Figure 3.1: The C2c structure, based on the lattice proposed at P=300 GPa in the supplementary material of ref. [102]. Right panel: a 3D view, depicting the four layers stacked in an ABCD fashion. The layers are made of molecules nearly parallel to the respective planes. Left panel: a top view of one layer. The molecular centers form a distorted hexagonal lattice. The primitive

cell contains 24 atoms.

For example, a strong candidate for phase III is the C2c structure, depicted in fig. 3.1: four layers, alternating in an ABCDA fashion. The arrangement of the molecules within the layers (see fig. 3.1) creates a non vanishing electric dipole moment, leading to a relatively strong infrared signal [102], compatible at least qualitatively with experimental results [41]. A structure that is competitive at higher pressures (P>250 GPa) is the Cmca12 lattice (fig. 3.2). In this case the molecular layers are arranged in an ABAB fashion: the molecules are completely parallel to the planes.

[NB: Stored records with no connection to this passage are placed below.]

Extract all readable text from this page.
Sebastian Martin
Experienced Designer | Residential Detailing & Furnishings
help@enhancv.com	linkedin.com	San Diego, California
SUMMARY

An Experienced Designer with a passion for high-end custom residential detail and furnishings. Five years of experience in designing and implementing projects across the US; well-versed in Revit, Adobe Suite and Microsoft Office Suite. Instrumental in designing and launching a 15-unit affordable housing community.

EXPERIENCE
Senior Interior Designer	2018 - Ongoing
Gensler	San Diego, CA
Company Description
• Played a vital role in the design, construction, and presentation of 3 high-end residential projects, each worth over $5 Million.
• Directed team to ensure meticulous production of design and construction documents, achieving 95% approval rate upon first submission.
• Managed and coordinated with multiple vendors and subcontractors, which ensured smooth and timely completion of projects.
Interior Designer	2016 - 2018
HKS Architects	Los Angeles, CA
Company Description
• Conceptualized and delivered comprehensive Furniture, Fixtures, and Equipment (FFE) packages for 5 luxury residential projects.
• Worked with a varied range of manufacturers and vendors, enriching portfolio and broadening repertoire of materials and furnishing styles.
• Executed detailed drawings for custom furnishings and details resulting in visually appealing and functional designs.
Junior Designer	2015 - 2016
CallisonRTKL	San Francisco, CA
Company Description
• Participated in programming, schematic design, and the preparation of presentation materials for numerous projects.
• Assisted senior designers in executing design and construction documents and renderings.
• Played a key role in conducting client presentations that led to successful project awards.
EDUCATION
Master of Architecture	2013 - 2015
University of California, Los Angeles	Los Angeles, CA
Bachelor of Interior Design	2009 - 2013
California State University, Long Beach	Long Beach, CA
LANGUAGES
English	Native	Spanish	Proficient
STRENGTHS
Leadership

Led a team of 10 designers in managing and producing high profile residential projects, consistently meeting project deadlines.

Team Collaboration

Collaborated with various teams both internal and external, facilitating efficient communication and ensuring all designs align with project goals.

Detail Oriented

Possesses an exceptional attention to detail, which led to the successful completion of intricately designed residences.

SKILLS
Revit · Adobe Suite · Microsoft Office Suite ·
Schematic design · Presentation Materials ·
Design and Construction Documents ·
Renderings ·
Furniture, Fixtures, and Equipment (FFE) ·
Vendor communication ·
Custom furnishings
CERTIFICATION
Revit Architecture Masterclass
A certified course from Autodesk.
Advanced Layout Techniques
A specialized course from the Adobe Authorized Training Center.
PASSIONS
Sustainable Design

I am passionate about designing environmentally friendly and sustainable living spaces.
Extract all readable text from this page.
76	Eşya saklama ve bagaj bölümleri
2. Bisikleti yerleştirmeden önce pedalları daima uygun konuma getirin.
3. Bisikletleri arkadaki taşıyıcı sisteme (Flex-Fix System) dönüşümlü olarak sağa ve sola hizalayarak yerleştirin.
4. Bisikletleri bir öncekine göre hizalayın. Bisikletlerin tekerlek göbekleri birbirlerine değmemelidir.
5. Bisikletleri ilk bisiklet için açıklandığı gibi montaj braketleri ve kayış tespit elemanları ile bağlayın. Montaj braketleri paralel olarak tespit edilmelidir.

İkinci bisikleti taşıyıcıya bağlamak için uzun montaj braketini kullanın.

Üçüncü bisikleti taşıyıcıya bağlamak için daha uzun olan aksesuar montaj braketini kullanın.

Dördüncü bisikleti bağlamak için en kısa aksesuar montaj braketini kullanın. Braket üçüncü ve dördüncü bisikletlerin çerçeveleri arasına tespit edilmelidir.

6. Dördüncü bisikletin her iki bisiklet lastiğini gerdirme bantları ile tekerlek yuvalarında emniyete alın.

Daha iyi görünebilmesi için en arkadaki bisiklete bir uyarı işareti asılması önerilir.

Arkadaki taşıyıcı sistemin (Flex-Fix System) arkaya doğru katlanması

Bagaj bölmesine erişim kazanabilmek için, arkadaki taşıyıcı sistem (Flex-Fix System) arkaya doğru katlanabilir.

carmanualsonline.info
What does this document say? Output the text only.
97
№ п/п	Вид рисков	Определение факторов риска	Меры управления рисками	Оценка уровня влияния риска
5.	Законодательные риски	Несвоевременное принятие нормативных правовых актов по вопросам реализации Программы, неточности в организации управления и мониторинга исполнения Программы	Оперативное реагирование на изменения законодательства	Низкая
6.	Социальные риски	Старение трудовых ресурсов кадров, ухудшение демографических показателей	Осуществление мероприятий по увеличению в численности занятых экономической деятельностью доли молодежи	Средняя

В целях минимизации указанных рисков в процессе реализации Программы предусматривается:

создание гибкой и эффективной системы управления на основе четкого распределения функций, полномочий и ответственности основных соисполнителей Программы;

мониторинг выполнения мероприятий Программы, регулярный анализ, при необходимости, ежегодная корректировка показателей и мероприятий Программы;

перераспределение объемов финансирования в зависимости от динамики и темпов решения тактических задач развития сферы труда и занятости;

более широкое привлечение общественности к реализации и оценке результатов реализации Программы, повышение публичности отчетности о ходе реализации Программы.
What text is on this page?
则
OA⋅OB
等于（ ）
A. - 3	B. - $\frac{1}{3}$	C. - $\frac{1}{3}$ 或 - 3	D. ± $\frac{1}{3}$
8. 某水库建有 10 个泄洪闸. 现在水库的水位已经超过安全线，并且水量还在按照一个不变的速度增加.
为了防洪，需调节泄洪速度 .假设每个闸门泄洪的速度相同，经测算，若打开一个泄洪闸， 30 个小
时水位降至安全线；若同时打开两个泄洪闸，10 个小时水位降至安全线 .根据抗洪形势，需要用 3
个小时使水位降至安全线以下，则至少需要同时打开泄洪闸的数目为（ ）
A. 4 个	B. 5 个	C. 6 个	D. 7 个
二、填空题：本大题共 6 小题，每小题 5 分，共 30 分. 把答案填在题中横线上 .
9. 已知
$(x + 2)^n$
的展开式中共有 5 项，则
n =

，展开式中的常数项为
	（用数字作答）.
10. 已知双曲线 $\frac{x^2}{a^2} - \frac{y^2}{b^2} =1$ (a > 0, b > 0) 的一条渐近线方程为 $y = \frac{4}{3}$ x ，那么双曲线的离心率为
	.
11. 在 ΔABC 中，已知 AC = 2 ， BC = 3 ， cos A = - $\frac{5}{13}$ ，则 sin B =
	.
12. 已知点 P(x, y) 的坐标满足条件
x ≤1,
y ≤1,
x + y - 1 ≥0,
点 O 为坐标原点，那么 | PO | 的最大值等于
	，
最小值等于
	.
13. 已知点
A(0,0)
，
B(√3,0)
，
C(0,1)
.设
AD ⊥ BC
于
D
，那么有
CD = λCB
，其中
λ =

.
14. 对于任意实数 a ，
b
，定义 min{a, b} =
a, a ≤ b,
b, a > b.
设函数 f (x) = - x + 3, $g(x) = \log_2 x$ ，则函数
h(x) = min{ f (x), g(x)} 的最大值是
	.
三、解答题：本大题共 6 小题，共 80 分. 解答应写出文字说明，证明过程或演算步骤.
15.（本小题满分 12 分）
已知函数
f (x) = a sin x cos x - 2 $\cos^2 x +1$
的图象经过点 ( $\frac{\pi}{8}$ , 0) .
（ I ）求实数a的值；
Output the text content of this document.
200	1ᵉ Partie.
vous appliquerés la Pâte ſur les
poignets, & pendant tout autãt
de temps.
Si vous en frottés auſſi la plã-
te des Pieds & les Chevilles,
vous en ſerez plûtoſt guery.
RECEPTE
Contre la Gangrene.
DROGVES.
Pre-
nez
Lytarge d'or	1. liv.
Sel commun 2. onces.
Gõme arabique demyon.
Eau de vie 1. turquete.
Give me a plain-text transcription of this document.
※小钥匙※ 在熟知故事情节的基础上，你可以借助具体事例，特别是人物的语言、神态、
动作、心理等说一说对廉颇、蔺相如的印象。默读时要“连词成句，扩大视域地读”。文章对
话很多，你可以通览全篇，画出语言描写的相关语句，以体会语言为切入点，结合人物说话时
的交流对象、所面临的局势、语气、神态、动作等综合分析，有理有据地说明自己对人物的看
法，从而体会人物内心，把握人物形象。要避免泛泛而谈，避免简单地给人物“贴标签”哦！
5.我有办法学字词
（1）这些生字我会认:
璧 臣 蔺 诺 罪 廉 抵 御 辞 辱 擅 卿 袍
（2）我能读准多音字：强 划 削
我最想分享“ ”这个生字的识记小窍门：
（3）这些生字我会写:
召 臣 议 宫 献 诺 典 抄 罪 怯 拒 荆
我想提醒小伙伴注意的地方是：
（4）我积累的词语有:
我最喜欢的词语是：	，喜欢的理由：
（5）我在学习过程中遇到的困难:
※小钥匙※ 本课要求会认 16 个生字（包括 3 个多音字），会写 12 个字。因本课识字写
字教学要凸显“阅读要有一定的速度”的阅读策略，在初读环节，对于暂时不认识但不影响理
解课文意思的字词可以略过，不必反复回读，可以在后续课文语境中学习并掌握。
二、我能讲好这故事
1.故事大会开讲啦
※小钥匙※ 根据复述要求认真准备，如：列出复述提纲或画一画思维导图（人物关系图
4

Figure 3.2: The Cmca12 structure, based on the lattice proposed at P=300 GPa in the supplementary material of ref. [102]. Right panel: a 3D view, depicting the two layers stacked in an AB fashion. The layers are made of molecules that lie parallel to the respective planes. Left panel: a top view of one layer. The arrangement of the molecular centers is similar to the C2c layers, but in this case the distortion from the hexagonal symmetry is larger. The primitive cell

contains 12 atoms.

Another competitive structure is Cmca4 (fig. 3.3): the symmetry group is the same as Cmca12, but in this case the primitive cell contains 4 atoms. It would be more appropriate to talk about this structure in terms of orthorombic symmetry, since distances among in-plane and out-of-plane molecules are comparable; nevertheless, it is still useful when comparing with the other structures.

Figure 3.3: The Cmca4 structure, based on the lattice proposed at P=300 GPa in the supple-mentary material of ref. [102]. Right panel: a 3D view, depicting the layers stacked in an ABAB fashion.Left panel: a top view of one layer. Given the geometry of the cell, talking about layers is

quite arbitrary. The primitive cell contains 4 atoms.